I had an opportunity last week to have a sit down with T. Van Hook, Chief Executive Officer of Habitat for Humanity Tucson. I learned a bit more about their business model and how the city could be an even better partner with them in the future.
Most of us know about Habitat's main work, building houses for families who couldn't otherwise afford them. They also have many other programs to help lower income families maintain their houses and continue to contribute as home owners.

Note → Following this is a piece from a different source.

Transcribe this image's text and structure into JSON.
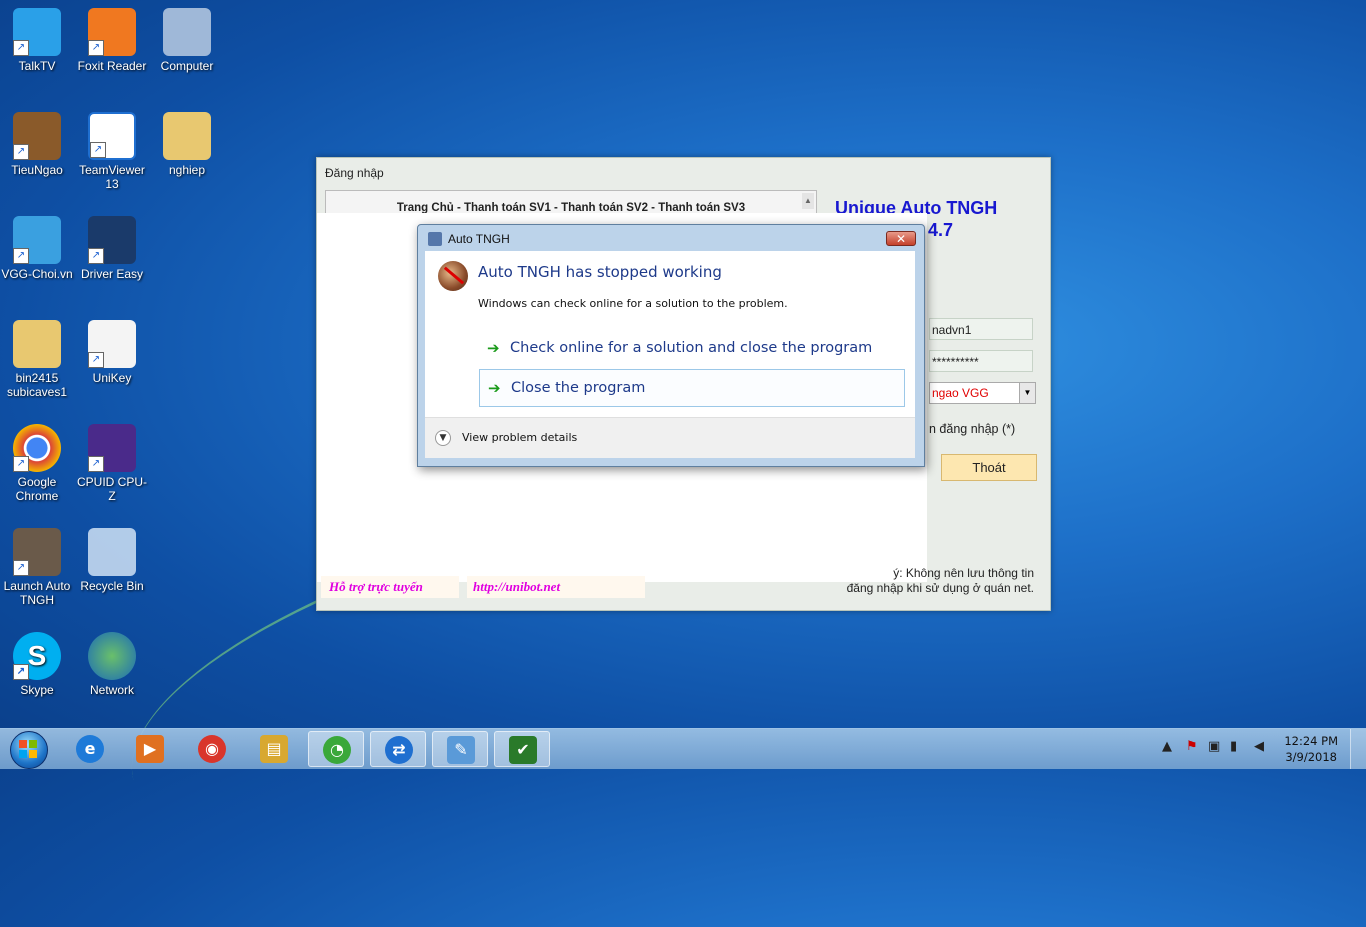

One program is called Brush with Kindness. A Brush with Kindness partners with residents to improve the appearance of the neighborhood, strengthen connections within the community and help preserve affordable housing stock. The program also helps low-income homeowners who struggle to maintain the exterior of their homes, allowing residents to reclaim their homes with pride and dignity. Partners repay a portion of cost of materials based on a sliding scale and ability.

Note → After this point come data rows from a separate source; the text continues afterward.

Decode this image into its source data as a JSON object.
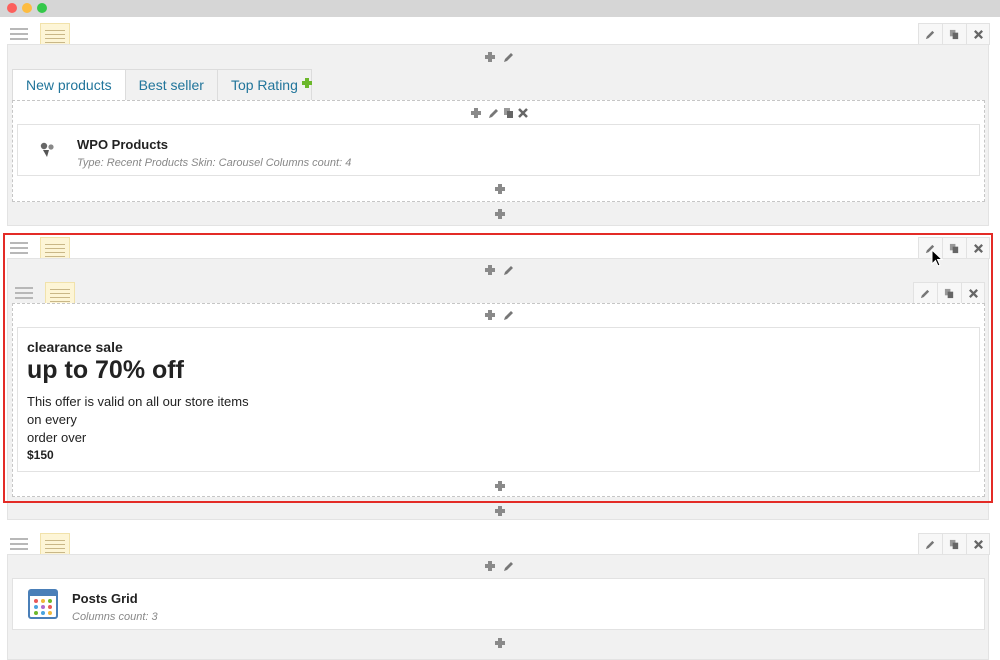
{
  "window": {
    "controls": [
      "close",
      "minimize",
      "zoom"
    ]
  },
  "tabs": [
    {
      "label": "New products",
      "active": true
    },
    {
      "label": "Best seller",
      "active": false
    },
    {
      "label": "Top Rating",
      "active": false
    }
  ],
  "wpo_widget": {
    "title": "WPO Products",
    "meta": "Type: Recent Products  Skin: Carousel  Columns count: 4",
    "icon": "wpo-products-icon"
  },
  "promo_widget": {
    "small_title": "clearance sale",
    "headline": "up to 70% off",
    "lines": [
      "This offer is valid on all our store items",
      "on every",
      "order over"
    ],
    "price": "$150"
  },
  "posts_widget": {
    "title": "Posts Grid",
    "meta": "Columns count: 3",
    "icon": "posts-grid-icon"
  },
  "toolbar_icons": [
    "pencil-icon",
    "copy-icon",
    "close-icon"
  ],
  "colors": {
    "selection_border": "#e32b26",
    "tab_link": "#21759b",
    "add_tab": "#6cb82b"
  }
}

Work that can be done includes painting, landscaping, yard work and minor repairs. If you know someone that owns a home that is up to code that will benefit from this program, make sure to get in touch with Habitat at 326-1217 ext. 209 or on the web at HabitatTucson.org/apply.

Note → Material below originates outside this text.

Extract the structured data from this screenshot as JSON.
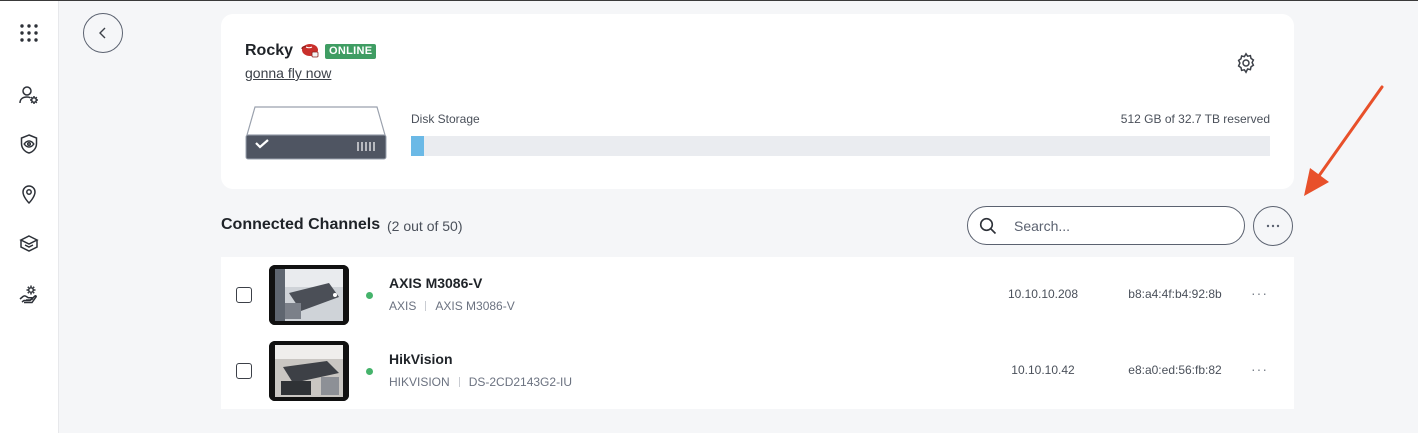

You may remember back in December I mentioned the tremendous work of the personnel at Fire Station #9. They had helped out Clarence Ellquist, a Pearl Harbor Veteran, by not only coming to his aid when he had fallen off a ladder, but returned to his house to complete the yardwork he had been doing when he had his accident.
This week, it was announced that the station, first built in 1966, will be getting a complete rebuild as part of the half-cent sales tax that you and your neighbors passed in 2017.
The original station was designed only to accommodate a crew of six for what was, at that time, a more sparsely populated area of Tucson. Building a more modern station will start in 2020.
The firefighters won't have to wait that long for another improvement. A new paramedic unit was unveiled in a ceremony of Wednesday. This is one of four that is also part of the sales tax program.
Our firefighters do tremendous work and are part of one of the best departments in the country. That sales tax money is a small way we can make sure that they can continue the level of service for people like Mr. Ellquist and all of our neighbors.
In colder parts of the world, you'll often see wanna-be daredevils plunge into some near-frozen lake as part of a "Polar Plunge." Yes, it's not as cold here, but we can still do that, especially if it's for a worthy cause.
On Saturday, March 9th, Special Olympics Arizona will host its 11th Annual Tucson Polar Plunge. Special Olympics athletes, families, friends and fans will all be "Freezin' for a Reason" in support of athletes living in southern Arizona.